I’m 23. Aspiring PhD. Still can’t pinpoint what I wanna do with my life even though I probably shouldn’t admit that out loud. And this is my face:
I’m originally from Brooklyn. Born and bred. I’m also Jamaican. Born here. But Jamaican as far as you’re concerned. Both of my parents are products of the mean streets and country… (can we call them roads?) that is the island of Jamaica. And I mean, they’re type of Jamaican that has stories about times they rolled down the side of a mountain. Like, grew up in the same town as Yellow man Jamaican. As a result, I’m the kind of Jamaican that has a breakfast looking like this:
I believe I stated somewhere in another post that I started undergrad at 16. I really only make this point because it’s shaped my adolescent years in ways that no other experience could. Instead of a sweet 16, I had going-away shindigs cuz nobody could afford to do both. My bf makes it a point to call me “baby genius”.. please, don’t do this. If I was so much of a genius I would have passed Calc that first semester.
I’m doing the adult braces thing. I’ve only chewed gum once in the last 2 years. Orthodontist tells me she wants it off in the Fall. I’m like… uh yea honey, let’s get this rolling. You may wonder why I put this in an about me post, but until you’ve had braces you don’t realize how much it kinda becomes a part of your identity. It was hard at first, waking up one day and sounding like Mighty B out of the blue. Then my teeth got twisted damn near out of my mouth and I was so self-conscious I didn’t know what to do with myself. But I actually think I’ll miss these things. When they snap these hoes off, I’ll cue “I’ll be missing you….”
How does she actually feel about God?
This is for those who read my previous post about the church. And if you haven’t, what are you waiting for? Get up to speed here. I’m Christian. I’m going through a process of trying to reconcile what my heart tells me Jesus wants, what the Bible says he wants, and what the stereotypical man in the pulpit wants. I know Jesus didn’t get snatched up out of his comfy throne in heaven so that a man in the pulpit who binge drinks to make it into the pulpit could tell me that I need to be submissive to a man that may swing at me every now and again. But please don’t mistake my critiques of the church/black church as a rejection of religion/God/Jesus. There’s this thing that one cannot be black, woke, and Christian. But in the past year when no science or mindfulness techniques worked, I found value in staying alive connected only to my belief in Jesus. That’s sacred to me. So yes, this influences my life. Allow me.
The book Quiet by Susan McCain solidified my life. I’m super introverted.

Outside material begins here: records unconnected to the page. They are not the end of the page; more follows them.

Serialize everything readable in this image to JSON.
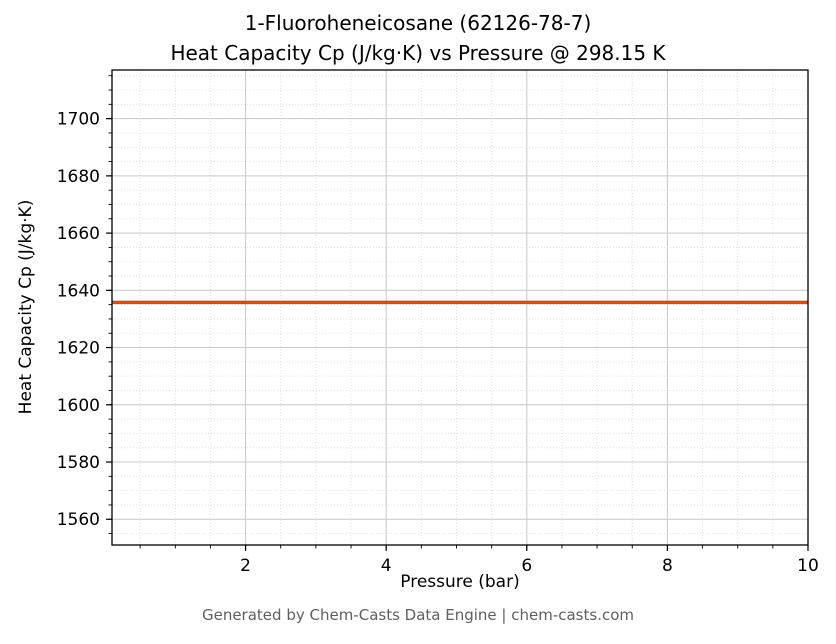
{
  "title": {
    "line1": "1-Fluoroheneicosane (62126-78-7)",
    "line2": "Heat Capacity Cp (J/kg·K) vs Pressure @ 298.15 K"
  },
  "footer": "Generated by Chem-Casts Data Engine | chem-casts.com",
  "chart_data": {
    "type": "line",
    "title": "1-Fluoroheneicosane (62126-78-7) — Heat Capacity Cp (J/kg·K) vs Pressure @ 298.15 K",
    "xlabel": "Pressure (bar)",
    "ylabel": "Heat Capacity Cp (J/kg·K)",
    "xlim": [
      0.1,
      10
    ],
    "ylim": [
      1551,
      1717
    ],
    "x_ticks": [
      2,
      4,
      6,
      8,
      10
    ],
    "y_ticks": [
      1560,
      1580,
      1600,
      1620,
      1640,
      1660,
      1680,
      1700
    ],
    "x_minor_step": 0.5,
    "y_minor_step": 5,
    "grid": true,
    "grid_major_color": "#c9c9c9",
    "grid_minor_color": "#e1e1e1",
    "axis_color": "#000000",
    "series": [
      {
        "name": "Cp",
        "color": "#cf4e1f",
        "line_width": 3.5,
        "x": [
          0.1,
          10
        ],
        "y": [
          1635.8,
          1635.8
        ]
      }
    ]
  }
}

But I am capable of being the opposite. While pretending to be an extrovert, my face burns and I rush through the moment. I hate being put on the spot and once I figure out that I’m the center of attention, my insides go into self-preservation mode and sets itself on fire. My ability to multitask kicks in and I coach myself through the experience. Blogging thus far has worked out well to compliment introvert life. Interestingly to some, I’m just as candid an open in face to face conversation as I am on my blog. Perhaps it’s fitting to add here that I am a Sagittarius. Deduce from that what you will.
I procrastinate. My time management skills are poo. I love to start projects that don’t finish themselves. I have it all together and I’m a mess. I’m a perfectionist. For this reason, I’m going to feel like nothing I present is A1 per my standards, but I’m learning to just DO. Otherwise, this blog would still be a figment of my imagination.
All hail melanin!
Black women inspire me. The perseverance, the resilience, the innate ability to get the ball rolling when everyone else around is just talking about the ball. The melanin. The natural hair, the relaxed hair, 30 inch weaves and pixie cuts. The badassery, the nurturing, the relationships we form with one another and how we fortify each other. It’s everything. I love that somehow, we still manage to stand in a world that doesn’t give us a damn thing to stand with. I hate that we must be these things, but because we do I admire us so much more than anything or anyone else because it takes so. Freaking. Much.
And I love our young black girls. Because no one can get them like we should get them, and therefore I’ve devoted my life’s work to young black women. Because at multiple points in my journey an OG black woman reached back for me and gave me the game so I could be an OG black woman one day too.